Notice first that there are two identical structures repeated, consisting each of two PMOS, a 10k resistor, and NMOS arranged in a sort of T shape. A positive voltage on the gate of the NMOS allows current through, pulling the two PMOS gates down and effectively opening a path through their drains. This is a voltage controlled switch implemented with MOSFETs, it allows current in either direction, so it is not itself backflow prevention as you say.
Imagine for a second that the bottom of R26 is unconnected. In this modified circuit, the presence of VUSB places the full 5 volts on the NMOS gate, opening the switch and allowing VUSB to power +5V.
If you ground that same end of R26, the NMOS gate voltage will drop almost to zero due to R26 being much smaller than R25, thus cutting off VUSB from +5V. This means you can use a low voltage at this point to "supersede" the 5 volts available from VUSB, which the full circuit indeed does.
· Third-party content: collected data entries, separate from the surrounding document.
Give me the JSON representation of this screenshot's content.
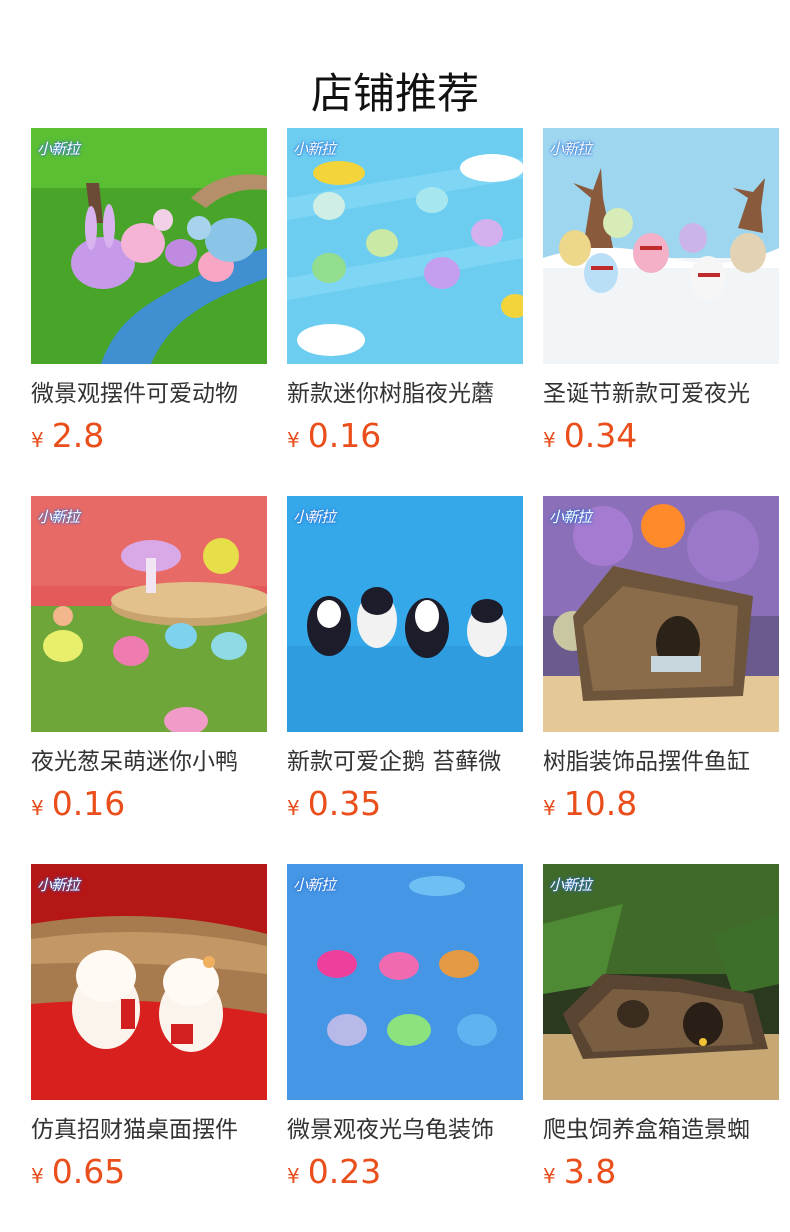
{
  "header": {
    "title": "店铺推荐"
  },
  "brand_logo_text": "小新拉",
  "currency_symbol": "¥",
  "colors": {
    "price": "#e94e1b",
    "title_text": "#333333",
    "heading_text": "#111111"
  },
  "products": [
    {
      "title": "微景观摆件可爱动物",
      "price": "2.8",
      "image": "glow-rabbits-on-grass"
    },
    {
      "title": "新款迷你树脂夜光蘑",
      "price": "0.16",
      "image": "glow-mushrooms-on-blue"
    },
    {
      "title": "圣诞节新款可爱夜光",
      "price": "0.34",
      "image": "glow-snowmen-in-snow"
    },
    {
      "title": "夜光葱呆萌迷你小鸭",
      "price": "0.16",
      "image": "glow-ducks-on-moss"
    },
    {
      "title": "新款可爱企鹅 苔藓微",
      "price": "0.35",
      "image": "penguins-on-blue"
    },
    {
      "title": "树脂装饰品摆件鱼缸",
      "price": "10.8",
      "image": "resin-log-aquarium"
    },
    {
      "title": "仿真招财猫桌面摆件",
      "price": "0.65",
      "image": "lucky-cats-on-red"
    },
    {
      "title": "微景观夜光乌龟装饰",
      "price": "0.23",
      "image": "glow-turtles-on-blue-sand"
    },
    {
      "title": "爬虫饲养盒箱造景蜘",
      "price": "3.8",
      "image": "reptile-hide-log"
    }
  ]
}
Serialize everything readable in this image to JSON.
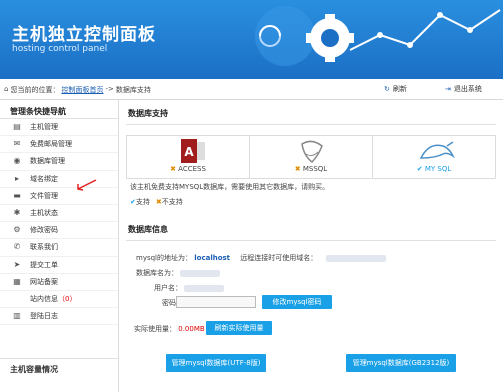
{
  "header": {
    "title": "主机独立控制面板",
    "subtitle": "hosting control panel"
  },
  "crumbs": {
    "prefix": "您当前的位置：",
    "home_link": "控制面板首页",
    "separator": "->",
    "current": "数据库支持",
    "refresh": "刷新",
    "logout": "退出系统"
  },
  "sidebar": {
    "heading": "管理条快捷导航",
    "items": [
      {
        "label": "主机管理",
        "icon": "server-icon"
      },
      {
        "label": "免费邮局管理",
        "icon": "mail-icon"
      },
      {
        "label": "数据库管理",
        "icon": "database-icon"
      },
      {
        "label": "域名绑定",
        "icon": "link-icon"
      },
      {
        "label": "文件管理",
        "icon": "folder-icon"
      },
      {
        "label": "主机状态",
        "icon": "status-icon"
      },
      {
        "label": "修改密码",
        "icon": "key-icon"
      },
      {
        "label": "联系我们",
        "icon": "phone-icon"
      },
      {
        "label": "提交工单",
        "icon": "ticket-icon"
      },
      {
        "label": "网站备案",
        "icon": "record-icon"
      },
      {
        "label": "站内信息",
        "count": "（0）",
        "icon": "message-icon"
      },
      {
        "label": "登陆日志",
        "icon": "log-icon"
      }
    ],
    "footer_heading": "主机容量情况"
  },
  "db_support": {
    "heading": "数据库支持",
    "items": [
      {
        "name": "ACCESS",
        "mark": "✖",
        "mark_color": "#e08a00"
      },
      {
        "name": "MSSQL",
        "mark": "✖",
        "mark_color": "#e08a00"
      },
      {
        "name": "MY SQL",
        "mark": "✔",
        "mark_color": "#1aa0e6"
      }
    ],
    "note": "该主机免费支持MYSQL数据库，需要使用其它数据库，请购买。",
    "legend_supported": "支持",
    "legend_unsupported": "不支持"
  },
  "db_info": {
    "heading": "数据库信息",
    "address_label": "mysql的地址为：",
    "address_value": "localhost",
    "remote_label": "远程连接时可使用域名：",
    "db_name_label": "数据库名为：",
    "user_label": "用户名：",
    "password_label": "密码：",
    "modify_password_button": "修改mysql密码",
    "usage_label": "实际使用量：",
    "usage_value": "0.00MB",
    "refresh_usage_button": "刷新实际使用量",
    "manage_utf8_button": "管理mysql数据库(UTF-8版)",
    "manage_gb2312_button": "管理mysql数据库(GB2312版)"
  }
}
V_Ext is connected to an identical gate circuit, whose NMOS also pulls this "supersede" signal from the previous structure low. The full circuit thus gives priority to V_Ext. If Both V_Ext and VUSB are present, V_Ext is connected to +5V. If only VUSB is present and V_Ext is open, then Q5-2 will have zero volts at its gate, and R26 will be seeing an open circuit, opening the VUSB "switch", allowing VUSB to power +5V.
Edit: This circuit does actually provide backflow prevention between +5V and VUSB, now that I simulate it.